Post by KittyCaller » Thu Nov 03, 2005 5:32 pm

Do you agree that there is a mind/ body separation?What role has a higher-power in your self-knowledge? In your everyday life? In your understanding or reason? Well, I think about life and death (especially death) a lot. From what my siblings and other people have said, it's probably more than a lot of people do. (I find myself either scared by it or thinking about it a few times a week and almost every time I get into a car) The thing is, I simply don't know that there is a higher power. I think there is probably something, but I'm not going to try to prove it, disprove it, or persuade anyone else. Everytime I try to come up with a difinitive answer, I usually wind up with "I'll know when I know and until then I can wait. Meanwhile, I'll try not to hurt anyone." Do I really think I'll be punished eternally for hurting or killing someone? Honestly,no. But I don't see that as license for causing others suffering. Can faith be justified by reason? Depends on what the faith is in. I have faith that the walls aren't going to suddenly turn into jello. Mostly, because it's pretty much scientifically impossible, so I guess I do justify some faith by reason. But not all faith is going to be justifiable by reason.

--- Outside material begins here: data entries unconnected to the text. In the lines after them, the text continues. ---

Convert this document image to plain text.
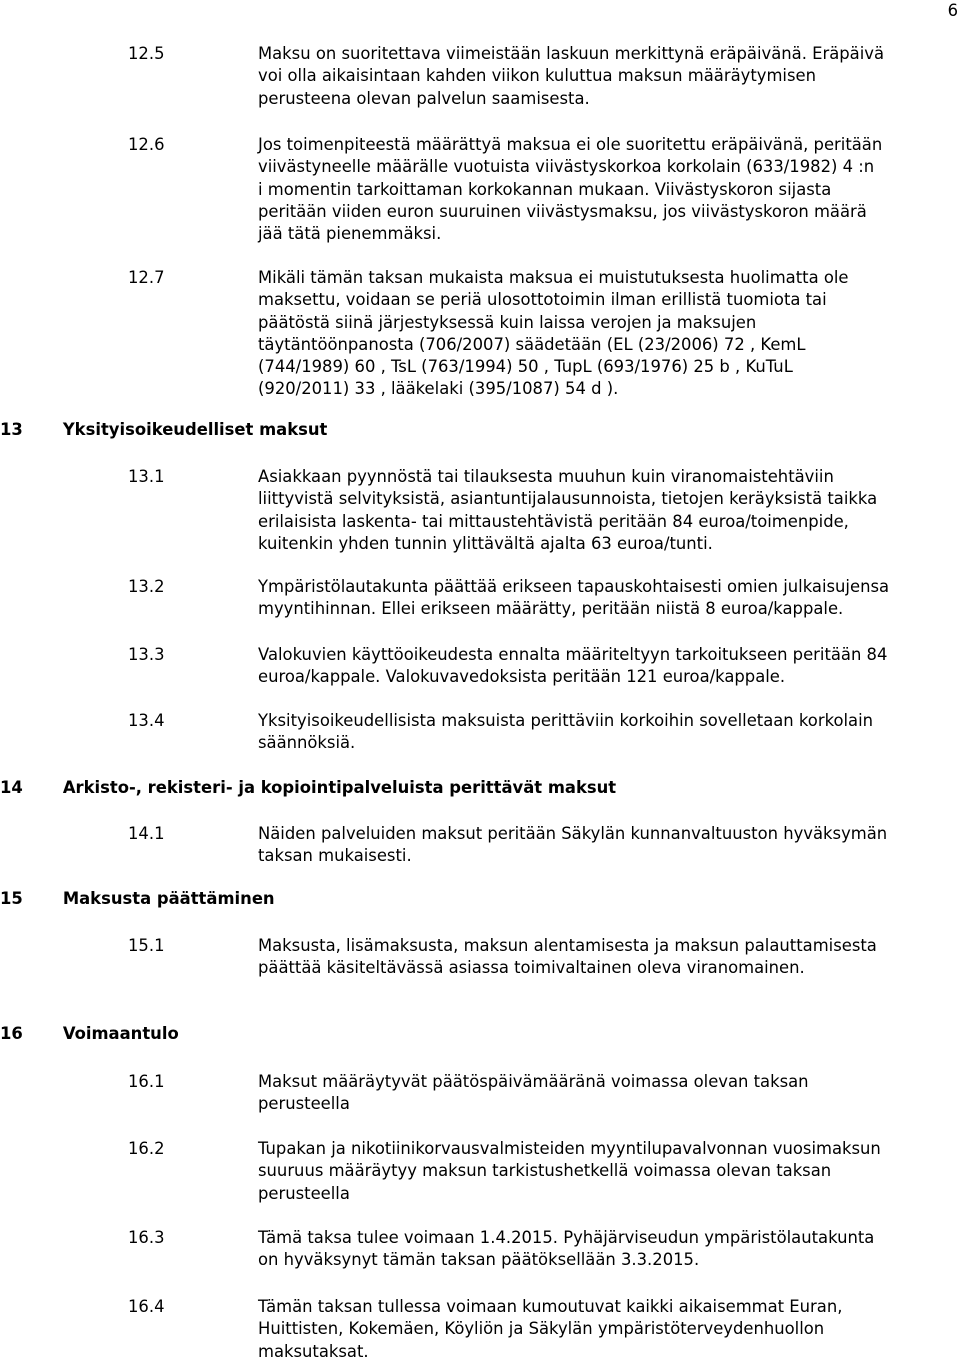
6
12.5	Maksu on suoritettava viimeistään laskuun merkittynä eräpäivänä. Eräpäivä
voi olla aikaisintaan kahden viikon kuluttua maksun määräytymisen
perusteena olevan palvelun saamisesta.
12.6	Jos toimenpiteestä määrättyä maksua ei ole suoritettu eräpäivänä, peritään
viivästyneelle määrälle vuotuista viivästyskorkoa korkolain (633/1982) 4 :n
i momentin tarkoittaman korkokannan mukaan. Viivästyskoron sijasta
peritään viiden euron suuruinen viivästysmaksu, jos viivästyskoron määrä
jää tätä pienemmäksi.
12.7	Mikäli tämän taksan mukaista maksua ei muistutuksesta huolimatta ole
maksettu, voidaan se periä ulosottotoimin ilman erillistä tuomiota tai
päätöstä siinä järjestyksessä kuin laissa verojen ja maksujen
täytäntöönpanosta (706/2007) säädetään (EL (23/2006) 72 , KemL
(744/1989) 60 , TsL (763/1994) 50 , TupL (693/1976) 25 b , KuTuL
(920/2011) 33 , lääkelaki (395/1087) 54 d ).
13 Yksityisoikeudelliset maksut
13.1	Asiakkaan pyynnöstä tai tilauksesta muuhun kuin viranomaistehtäviin
liittyvistä selvityksistä, asiantuntijalausunnoista, tietojen keräyksistä taikka
erilaisista laskenta- tai mittaustehtävistä peritään 84 euroa/toimenpide,
kuitenkin yhden tunnin ylittävältä ajalta 63 euroa/tunti.
13.2	Ympäristölautakunta päättää erikseen tapauskohtaisesti omien julkaisujensa
myyntihinnan. Ellei erikseen määrätty, peritään niistä 8 euroa/kappale.
13.3	Valokuvien käyttöoikeudesta ennalta määriteltyyn tarkoitukseen peritään 84
euroa/kappale. Valokuvavedoksista peritään 121 euroa/kappale.
13.4	Yksityisoikeudellisista maksuista perittäviin korkoihin sovelletaan korkolain
säännöksiä.
14 Arkisto-, rekisteri- ja kopiointipalveluista perittävät maksut
14.1	Näiden palveluiden maksut peritään Säkylän kunnanvaltuuston hyväksymän
taksan mukaisesti.
15 Maksusta päättäminen
15.1	Maksusta, lisämaksusta, maksun alentamisesta ja maksun palauttamisesta
päättää käsiteltävässä asiassa toimivaltainen oleva viranomainen.
16 Voimaantulo
16.1	Maksut määräytyvät päätöspäivämääränä voimassa olevan taksan
perusteella
16.2	Tupakan ja nikotiinikorvausvalmisteiden myyntilupavalvonnan vuosimaksun
suuruus määräytyy maksun tarkistushetkellä voimassa olevan taksan
perusteella
16.3	Tämä taksa tulee voimaan 1.4.2015. Pyhäjärviseudun ympäristölautakunta
on hyväksynyt tämän taksan päätöksellään 3.3.2015.
16.4	Tämän taksan tullessa voimaan kumoutuvat kaikki aikaisemmat Euran,
Huittisten, Kokemäen, Köyliön ja Säkylän ympäristöterveydenhuollon
maksutaksat.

That's fine, I just figure that it should be recognized as not based on reason, though. Does faith still have a place in a "thinking" person's life? Again, faith in what? Medical students have faith that not all the docs who wrote the textbooks were quacks. If you're referring more to religion, then absolutely. Some people have no problem melding "conventional" scientific knowledge with the belief that a "higher power" or what have you is involved.Are our thoughts more valuable than our bodies? Are they equal? I don't know if any of you saw the movie What Dreams May Come. It's one of my favorites, and brings up a lot of interesting thoughts and ideas. The movie also sort of explores what a soul is, which in the movie is really personality and basically, consciousness. I think some people feel more connected to everything when they're doing something physical while others feel more connected when they're doing something more mentally active. I don't think one is any more valuable than the other in the large view of things, but maybe one is more valued to the individual. Well, I've ranted on confusedly long enough, I'm sure.